The Thief
He slings his guitar over his shoulder. It’s been a while since he’s performed at the open mic in town, and it’s the dead of winter, so no one who matters will be there, but he has a plan, and this is its next step.
He’s been patient, watching her work for weeks now, coaxing every lyric out of her mouth and onto the page.
After the incident with Joni Jewell—splashed across every tabloid cover, impossible to miss—he told his mother that she was their chance. Rehabilitate the baddest bitch in rock and roll, and the whole world—well, the right people within the world—would flock to Rush’s Recovery.
He doesn’t care—he’s never cared—which of his parents get the center in the divorce.

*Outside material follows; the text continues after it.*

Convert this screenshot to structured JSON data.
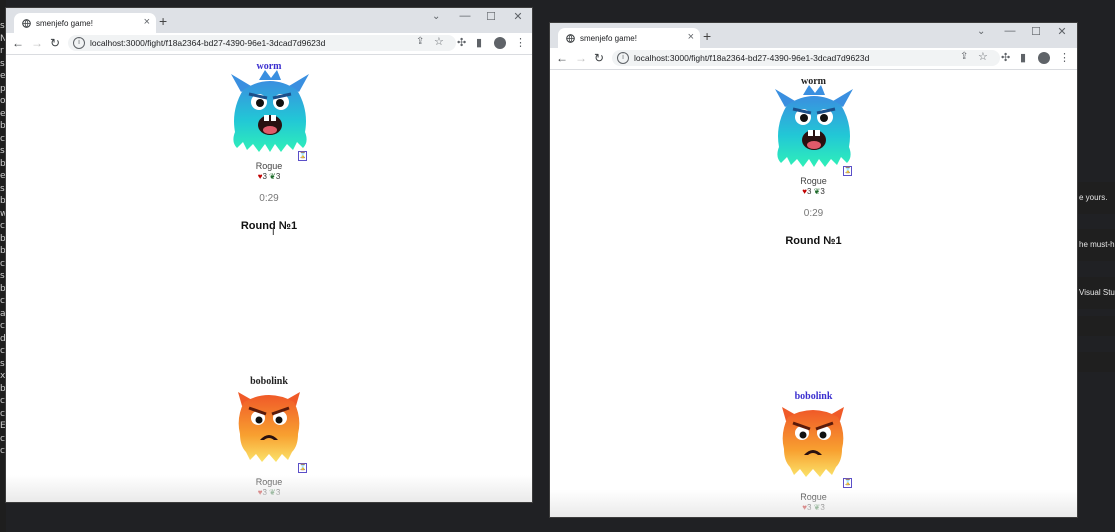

They’ve been at each other’s throat for months, like the center is their baby, like King fucking Solomon needs to come along and cut it in half.
He wonders—if he were under eighteen, would they fight for custody of him with quite the same fervor?
He doubts it. He’s always been a disappointment: didn’t get into the college they wanted, didn’t pursue the career they approved of, in trouble through elementary school and high school.
They’d been too distracted he thinks, all his life, by their own ambitions and their patients’ struggles—complaints, really—to pay much attention to their son’s.
None of it matters now that he’s turned their precious center into a means to an end.
He just had to stay on Evelyn’s good side, persuade her to let him have the most menial of jobs—a cook for a woman who doesn’t eat anything but candy, a fucking chipmunk could do it.
He got the tattoo—Never Settle—as soon as he was certain she was coming.
He pushed up his sleeve that first day to make sure she would see it.
It was his idea for his mom and the rest of the staff to call her Florence. Take her down a notch from the moment she arrived, make her vulnerable by calling her the name she’d probably barely heard since she was a child.
His parents went to school for years to get their degrees, but he understood what all their training never taught them: Baby someone enough, flirt with them so they feel important, praise them until they feel talented, and they’ll give you anything you want.
Give an addict alcohol while she’s in rehab, and she’ll love you forever, too grateful (and too loaded) to be suspicious.
He’d been planning to hit her up for connections and contacts, but it quickly became apparent she wasn’t well-connected anymore, if she ever had been.
So he shifted course—he’s nothing if not adaptable—and now it’s worked out better than he’d imagined.
The song is more valuable than a handful of phone numbers and email addresses could ever be.
He knows the words by heart, better even than she does.
Months from now, if she tries to release the song as her own, he’ll have a roomful of witnesses who saw him perform it first. No one will believe her—even her own manager was quick to turn on her for a few bucks—and if there’s a scandal, it will only help his rising star.
Joni Jewell’s simpering “Get Her Back” never would’ve hit number one if people didn’t know it was about Georgia Blue.
And now look at Joni: touring the world, sold-out shows, riding the wave of Georgia’s infamy for all it’s worth.
Later, the police will ask about the altercation at the bar, but no one will accuse him of wrongdoing. She’s the crazy one, everyone knows, even people like his parents who disapprove of the word crazy.
In the months to come, he’ll wonder if it might have been better if she’d lived. Without a scandal over who really wrote the song, he won’t get the boost Joni Jewell got. His mother will know the truth, but she’ll never tell. And if she does… well, he’ll cross that bridge when he comes to it.
He’ll keep the notebook, but its contents will be useless to him: songs about motherhood and daughterhood; songs about him; unfinished snippets of songs he can’t pretend he wrote.
He’ll reread the pages sometimes, hoping inspiration might strike, but it never does.
The record execs who embraced him for “Imposter Syndrome” will be quick to drop him when his sophomore efforts fall flat.
One-hit wonder, they’ll say, happens all the time. He’ll have to adapt all over again.
But right now, tonight, none of that has come to pass.
He knows only that he’s about to hit the stage with a surefire hit.
And who can blame him for taking what he needs?
He’s not like the no-talent brats who spend their summers on the island, born with connections and silver spoons.
They can barely drive the hundred-thousand-dollar cars they were given on their sixteenth birthdays, and they have the sort of parents who would finance a move to LA or Nashville if they asked, pay to put them in rooms with vocal coaches and stylists.
They’d pick up their Grammys with tears in their eyes, thanking their mommies and daddies for so much support.
When he wins, he’s not gonna thank anyone.
He has the syringe in his pocket. Gotta be prepared. Whatever it takes.
Georgia who? they’ll say. Play that Andrew Rush song again.